UIMA — Hublog

UIMA stands for Unstructured Information Management Architecture.

UIMA allows a processing pipeline to pass a text document, for example, to multiple UIMA-compliant services and receive back a collection of annotations for that document. The annotations may include parts-of-speech, named entities, etc.

UIMA is in the final processes of being approved as a standard by OASIS. The working group has produced a latest draft of the UIMA specification [PDF].

A UIMA SDK for Java/C++ was developed by IBM and open-sourced as an Apache Incubator project in 2006.

The University of Tokyo and National Centre for Text Mining (NaCTeM, UK) have collaborated to produce U-Compare, a cluster-hosted repository of UIMA components, due to launch at the end of this month.

Other UIMA components are available.

UIMA uses SOAP for interaction between services.

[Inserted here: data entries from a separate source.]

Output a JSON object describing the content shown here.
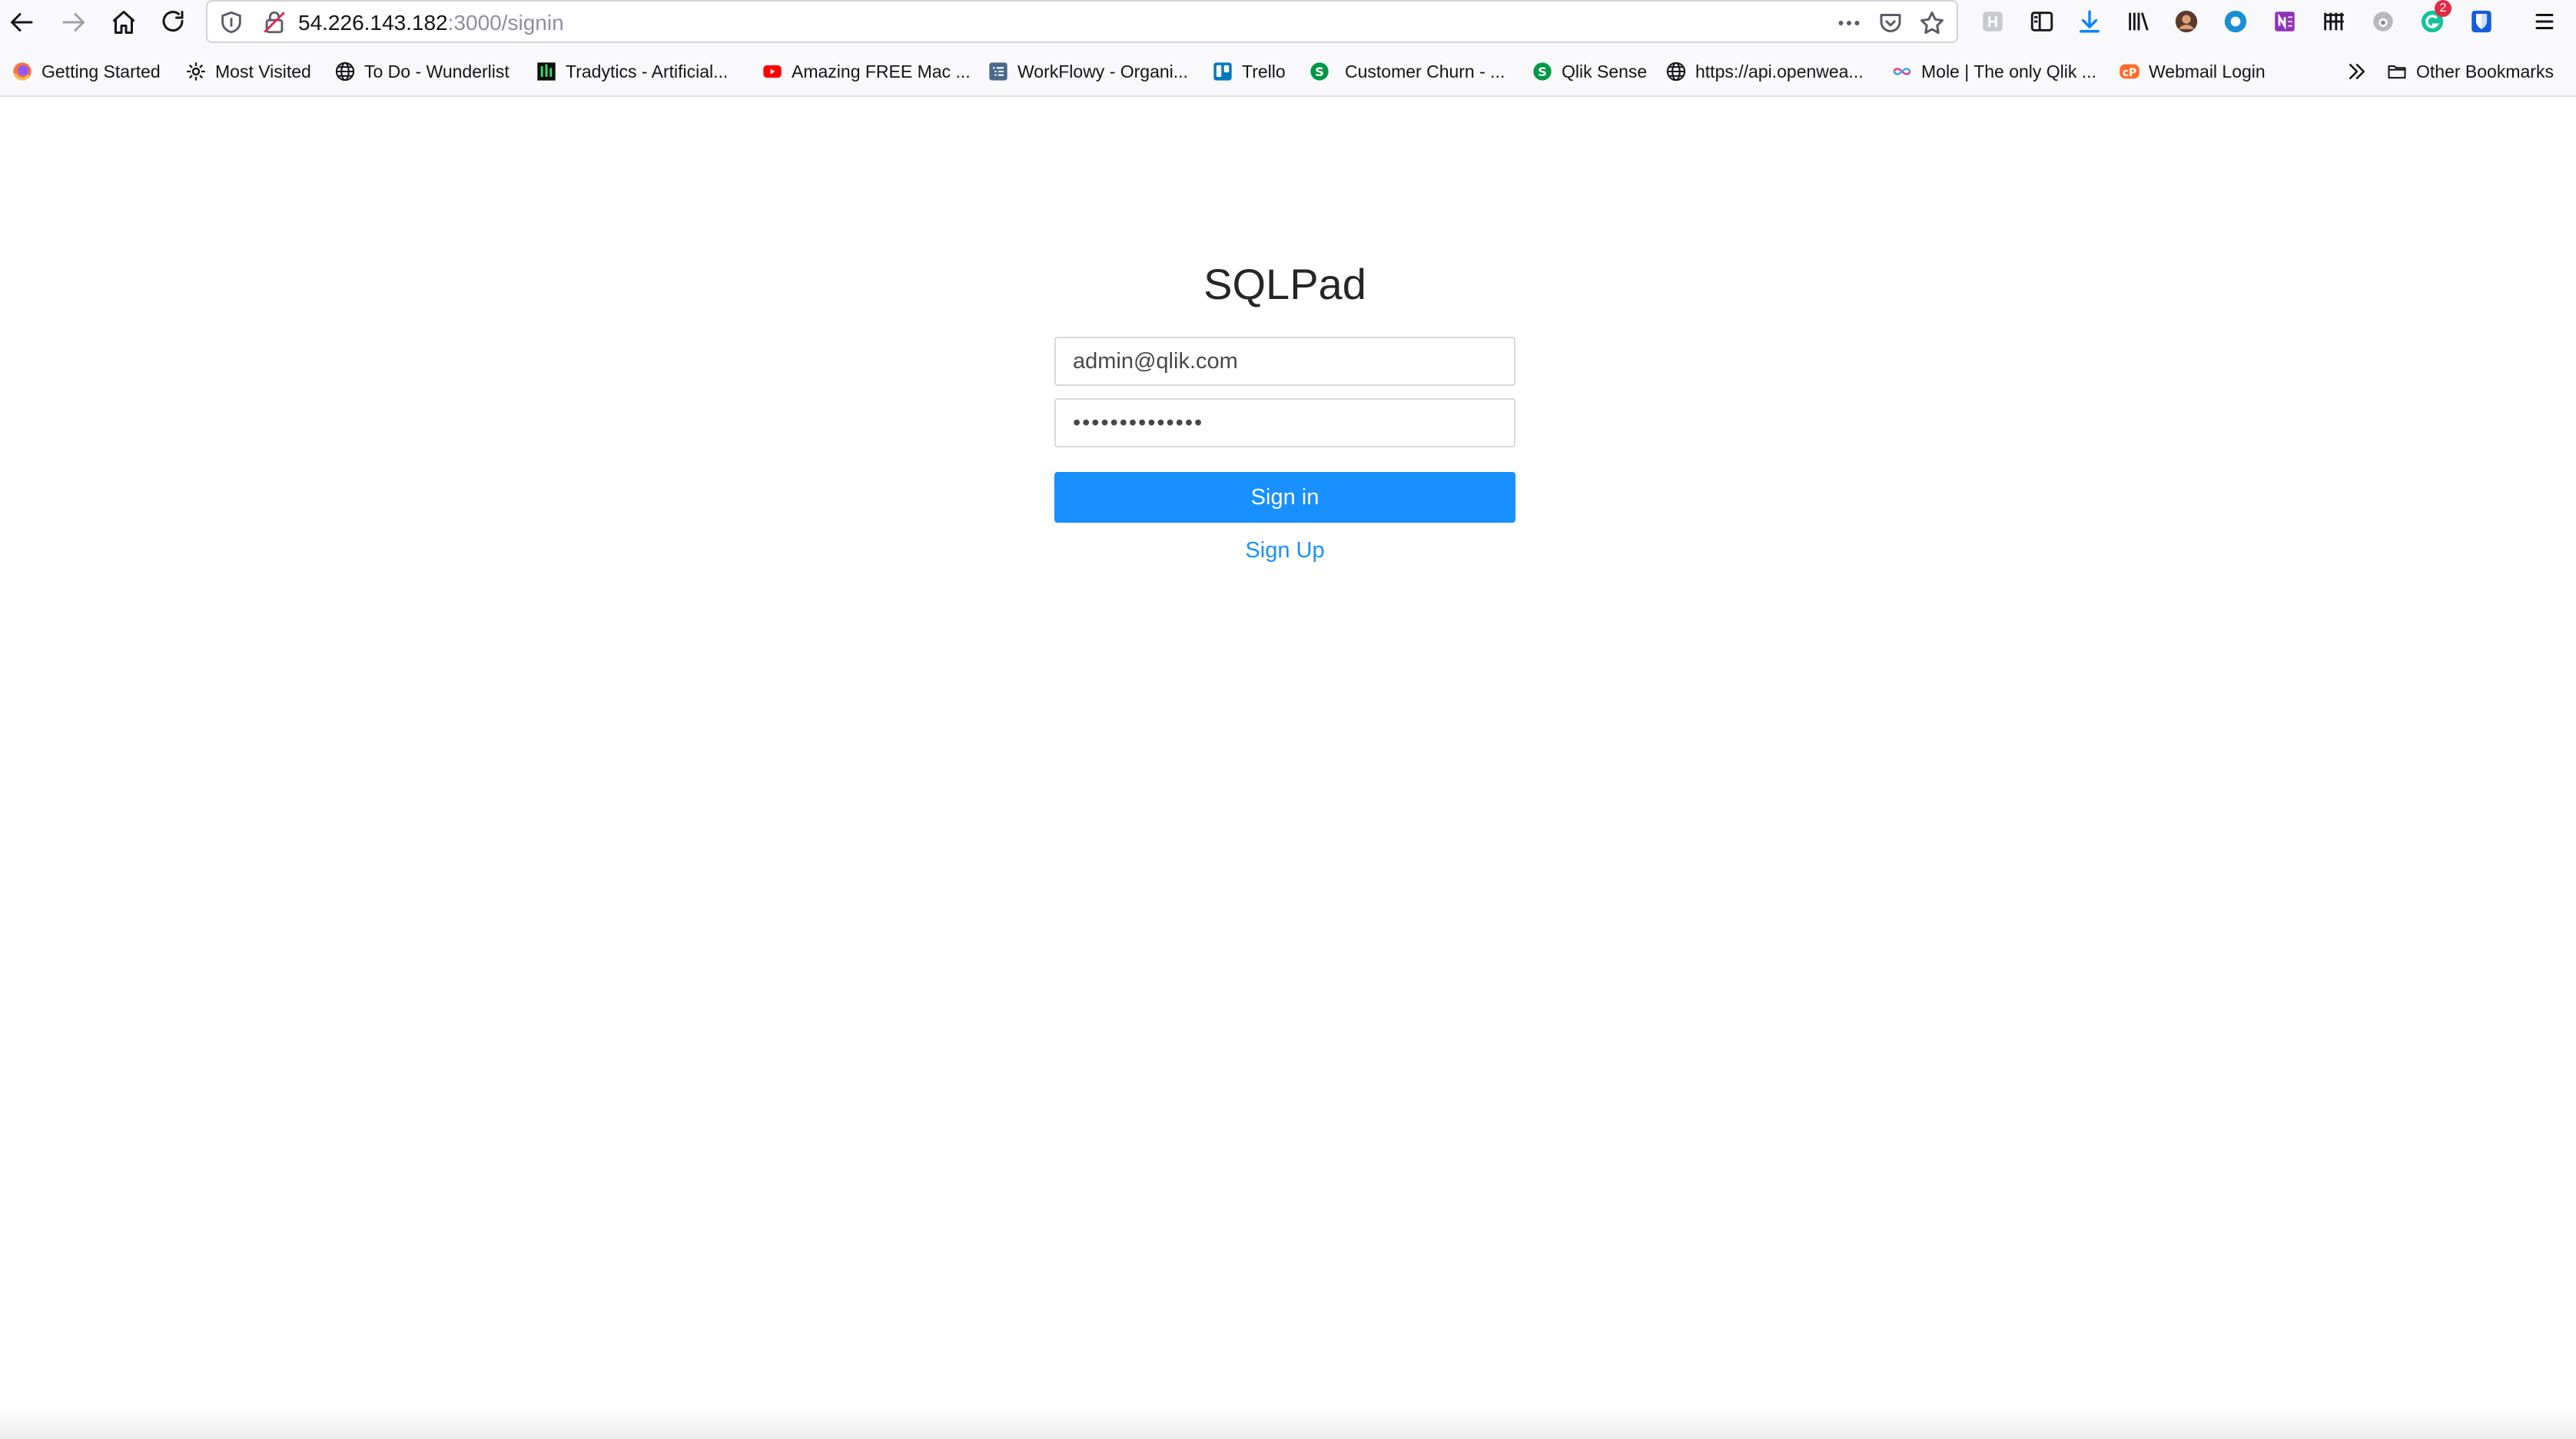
{
  "browser": {
    "url_host": "54.226.143.182",
    "url_path": ":3000/signin",
    "downloads_badge": "2",
    "accent_color": "#0a84ff"
  },
  "bookmarks": {
    "items": [
      {
        "label": "Getting Started",
        "icon": "firefox-icon"
      },
      {
        "label": "Most Visited",
        "icon": "gear-icon"
      },
      {
        "label": "To Do - Wunderlist",
        "icon": "globe-icon"
      },
      {
        "label": "Tradytics - Artificial...",
        "icon": "tradytics-icon"
      },
      {
        "label": "Amazing FREE Mac ...",
        "icon": "youtube-icon"
      },
      {
        "label": "WorkFlowy - Organi...",
        "icon": "workflowy-icon"
      },
      {
        "label": "Trello",
        "icon": "trello-icon"
      },
      {
        "label": "Customer Churn - ...",
        "icon": "qlik-icon"
      },
      {
        "label": "Qlik Sense",
        "icon": "qlik-icon"
      },
      {
        "label": "https://api.openwea...",
        "icon": "globe-icon"
      },
      {
        "label": "Mole | The only Qlik ...",
        "icon": "mole-icon"
      },
      {
        "label": "Webmail Login",
        "icon": "cpanel-icon"
      }
    ],
    "other_label": "Other Bookmarks"
  },
  "signin": {
    "title": "SQLPad",
    "email_value": "admin@qlik.com",
    "password_value": "••••••••••••••",
    "signin_label": "Sign in",
    "signup_label": "Sign Up",
    "primary_color": "#1890ff"
  }
}
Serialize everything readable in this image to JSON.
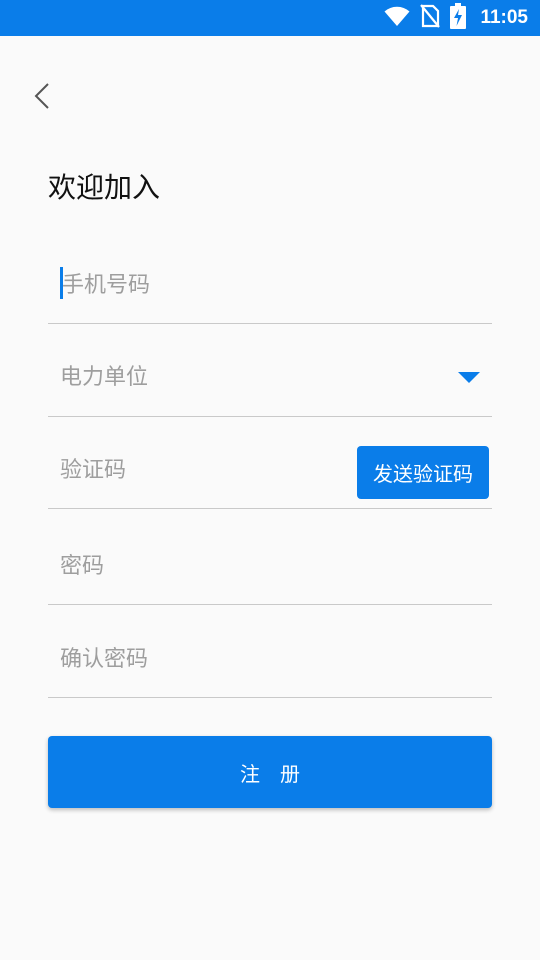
{
  "status_bar": {
    "time": "11:05",
    "icons": [
      "wifi-icon",
      "no-sim-icon",
      "battery-charging-icon"
    ],
    "color": "#0a7de9"
  },
  "header": {
    "back_icon": "chevron-left-icon",
    "title": "欢迎加入"
  },
  "form": {
    "phone": {
      "placeholder": "手机号码",
      "value": ""
    },
    "unit": {
      "placeholder": "电力单位",
      "icon": "dropdown-triangle-icon"
    },
    "code": {
      "placeholder": "验证码",
      "value": ""
    },
    "send_code_label": "发送验证码",
    "password": {
      "placeholder": "密码",
      "value": ""
    },
    "confirm_password": {
      "placeholder": "确认密码",
      "value": ""
    }
  },
  "register_label": "注　册",
  "colors": {
    "accent": "#0a7de9",
    "background": "#fafafa",
    "divider": "#c9c9c9",
    "placeholder": "#9e9e9e"
  }
}
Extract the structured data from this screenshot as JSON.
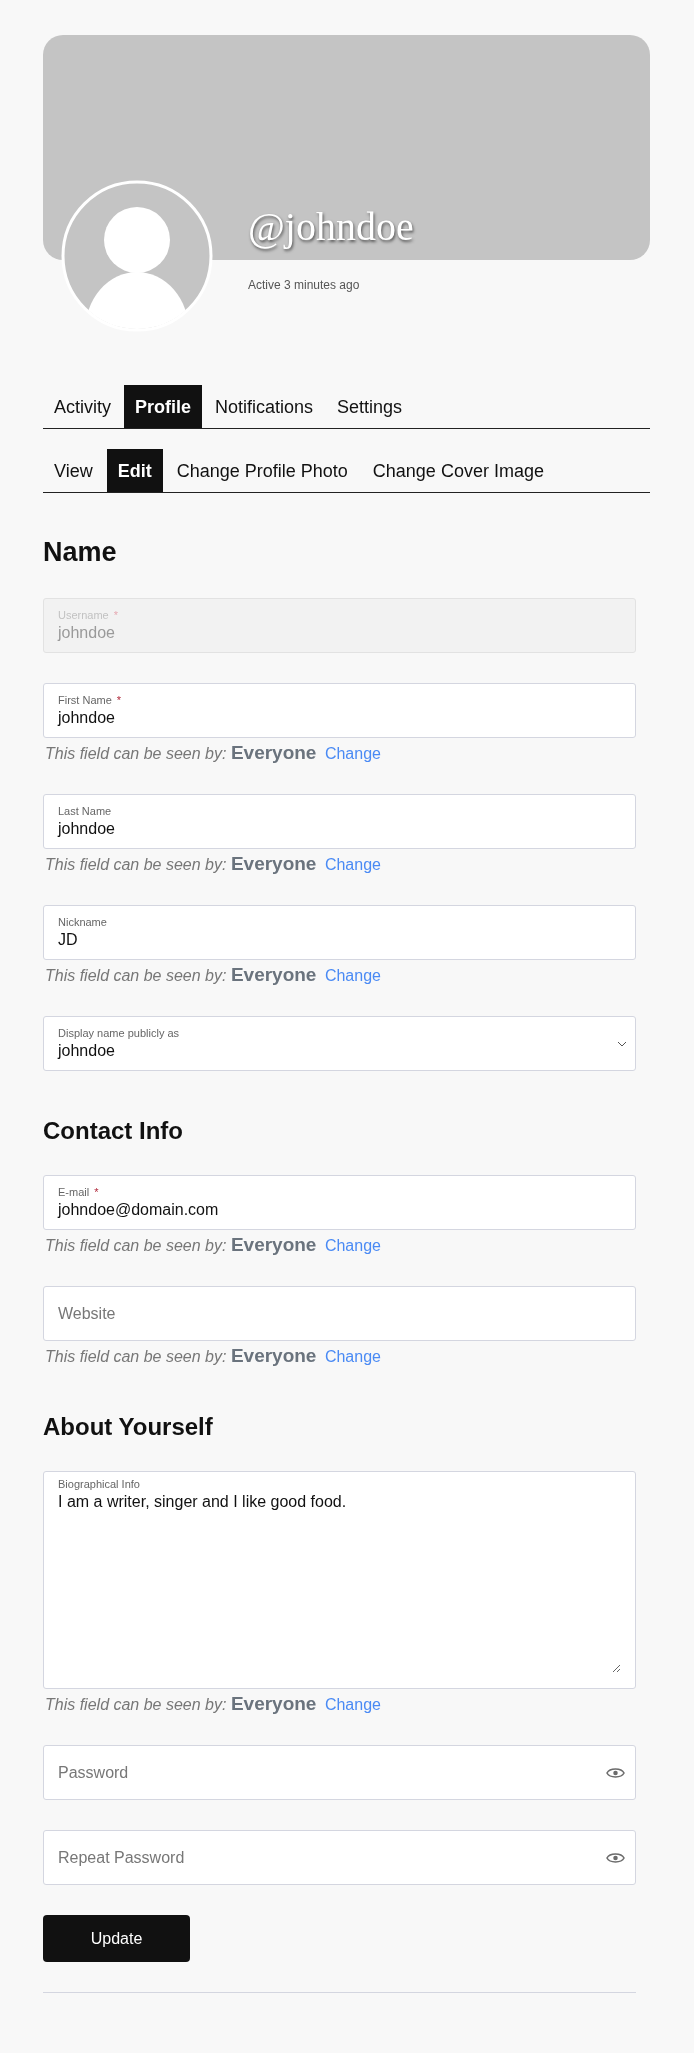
{
  "profile": {
    "username": "@johndoe",
    "last_active": "Active 3 minutes ago"
  },
  "tabs": [
    {
      "label": "Activity",
      "selected": false
    },
    {
      "label": "Profile",
      "selected": true
    },
    {
      "label": "Notifications",
      "selected": false
    },
    {
      "label": "Settings",
      "selected": false
    }
  ],
  "subtabs": [
    {
      "label": "View",
      "selected": false
    },
    {
      "label": "Edit",
      "selected": true
    },
    {
      "label": "Change Profile Photo",
      "selected": false
    },
    {
      "label": "Change Cover Image",
      "selected": false
    }
  ],
  "sections": [
    {
      "heading": "Name",
      "fields": [
        {
          "kind": "text",
          "label": "Username",
          "required_mark": "*",
          "disabled": true,
          "value": "johndoe"
        },
        {
          "kind": "text",
          "label": "First Name",
          "required_mark": "*",
          "disabled": false,
          "value": "johndoe",
          "visibility": {
            "text": "This field can be seen by:",
            "audience": "Everyone",
            "link": "Change"
          }
        },
        {
          "kind": "text",
          "label": "Last Name",
          "disabled": false,
          "value": "johndoe",
          "visibility": {
            "text": "This field can be seen by:",
            "audience": "Everyone",
            "link": "Change"
          }
        },
        {
          "kind": "text",
          "label": "Nickname",
          "disabled": false,
          "value": "JD",
          "visibility": {
            "text": "This field can be seen by:",
            "audience": "Everyone",
            "link": "Change"
          }
        },
        {
          "kind": "select",
          "label": "Display name publicly as",
          "disabled": false,
          "value": "johndoe"
        }
      ]
    },
    {
      "heading": "Contact Info",
      "fields": [
        {
          "kind": "text",
          "label": "E-mail",
          "required_mark": "*",
          "disabled": false,
          "value": "johndoe@domain.com",
          "visibility": {
            "text": "This field can be seen by:",
            "audience": "Everyone",
            "link": "Change"
          }
        },
        {
          "kind": "text",
          "placeholder": "Website",
          "disabled": false,
          "visibility": {
            "text": "This field can be seen by:",
            "audience": "Everyone",
            "link": "Change"
          }
        }
      ]
    },
    {
      "heading": "About Yourself",
      "fields": [
        {
          "kind": "textarea",
          "label": "Biographical Info",
          "disabled": false,
          "value": "I am a writer, singer and I like good food.",
          "visibility": {
            "text": "This field can be seen by:",
            "audience": "Everyone",
            "link": "Change"
          }
        },
        {
          "kind": "password",
          "placeholder": "Password",
          "disabled": false
        },
        {
          "kind": "password",
          "placeholder": "Repeat Password",
          "disabled": false
        }
      ]
    }
  ],
  "submit": "Update"
}
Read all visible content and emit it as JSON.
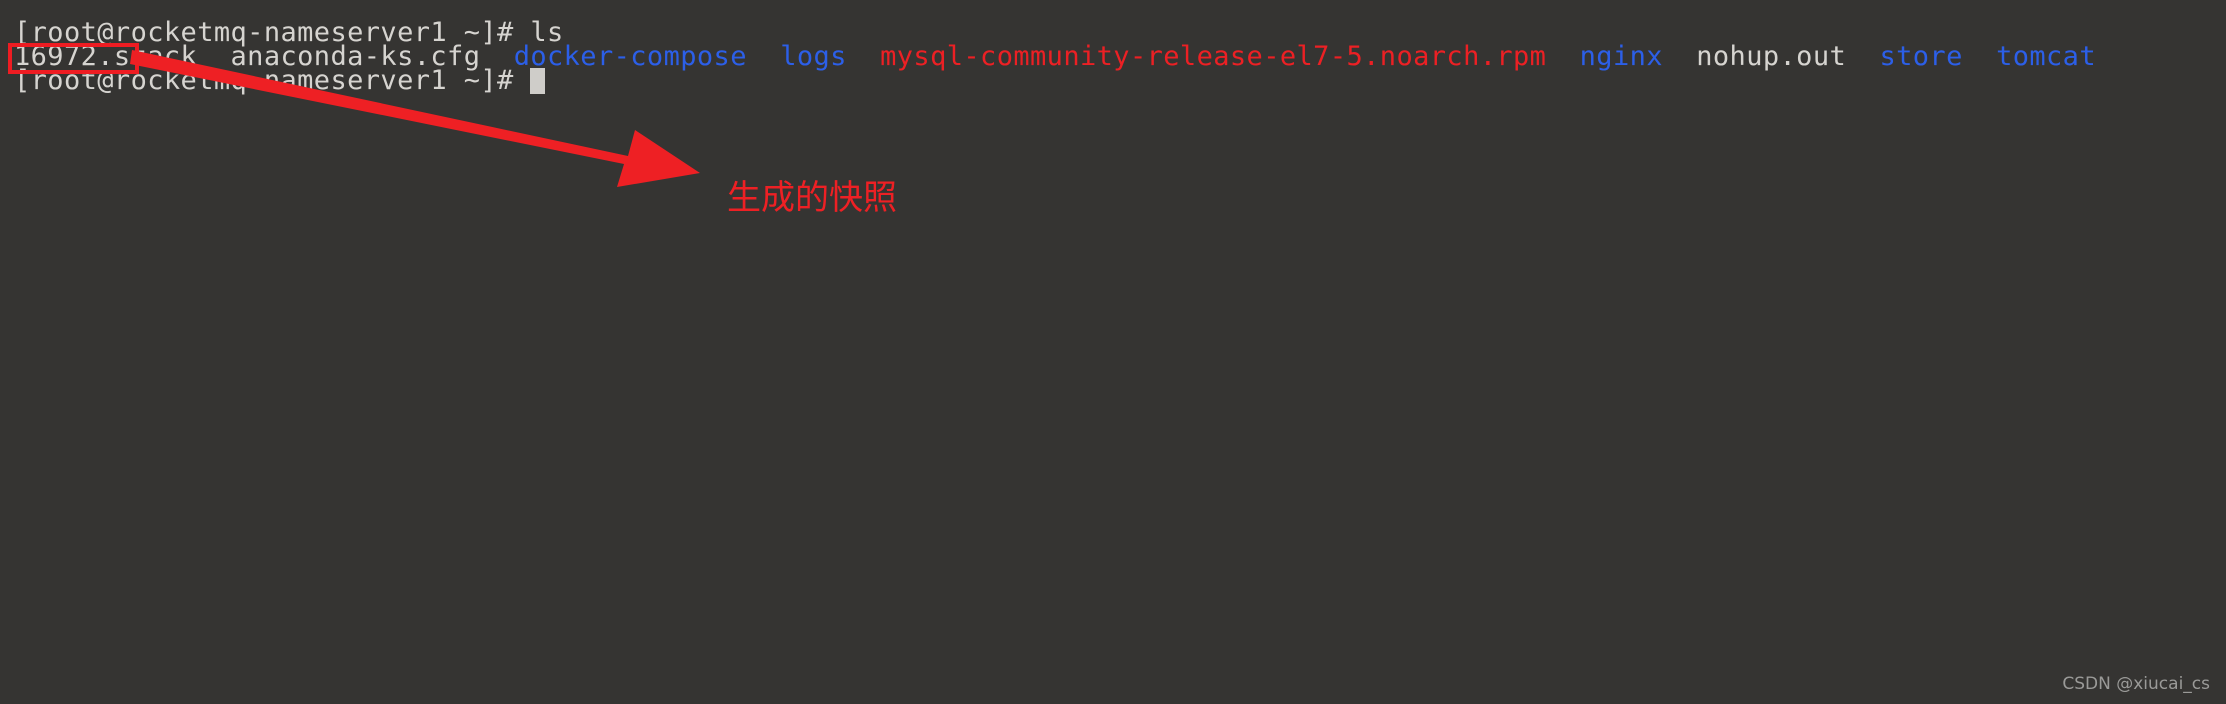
{
  "terminal": {
    "background_color": "#353432",
    "default_text_color": "#d6d4d0",
    "directory_color": "#2c5fe8",
    "archive_color": "#ec2024",
    "lines": [
      {
        "id": "line-1",
        "prompt": "[root@rocketmq-nameserver1 ~]# ",
        "command": "ls"
      },
      {
        "id": "line-2",
        "entries": [
          {
            "name": "16972.stack",
            "type": "file"
          },
          {
            "name": "anaconda-ks.cfg",
            "type": "file"
          },
          {
            "name": "docker-compose",
            "type": "directory"
          },
          {
            "name": "logs",
            "type": "directory"
          },
          {
            "name": "mysql-community-release-el7-5.noarch.rpm",
            "type": "archive"
          },
          {
            "name": "nginx",
            "type": "directory"
          },
          {
            "name": "nohup.out",
            "type": "file"
          },
          {
            "name": "store",
            "type": "directory"
          },
          {
            "name": "tomcat",
            "type": "directory"
          }
        ]
      },
      {
        "id": "line-3",
        "prompt": "[root@rocketmq-nameserver1 ~]# ",
        "command": ""
      }
    ],
    "line_1_text": "[root@rocketmq-nameserver1 ~]# ls",
    "line_3_text": "[root@rocketmq-nameserver1 ~]# "
  },
  "annotations": {
    "highlight_box": {
      "target": "16972.stack",
      "color": "#ee1c22"
    },
    "arrow": {
      "color": "#ee2024",
      "direction": "down-right"
    },
    "label": {
      "text": "生成的快照",
      "color": "#ee2024"
    }
  },
  "watermark": {
    "text": "CSDN @xiucai_cs",
    "color": "#9a9a98"
  },
  "file_entries": {
    "e0": "16972.stack",
    "gap0": "  ",
    "e1": "anaconda-ks.cfg",
    "gap1": "  ",
    "e2": "docker-compose",
    "gap2": "  ",
    "e3": "logs",
    "gap3": "  ",
    "e4": "mysql-community-release-el7-5.noarch.rpm",
    "gap4": "  ",
    "e5": "nginx",
    "gap5": "  ",
    "e6": "nohup.out",
    "gap6": "  ",
    "e7": "store",
    "gap7": "  ",
    "e8": "tomcat"
  }
}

From the draft specification:

In UIMA the original content is not affected in the analysis process. Rather, an object graph is produced that stands off from and annotates the content. Stand-off annotations in UIMA allow for multiple content interpretations of graph complexity to be produced, co-exist, overlap and be retracted without affecting the original content representation.

CAS (Common Analysis Structure) objects are used to represent documents and annotations; these can be passed between components as a standardised XML serialisation called XMI (XML Metadata Interchange; used to be XCAS).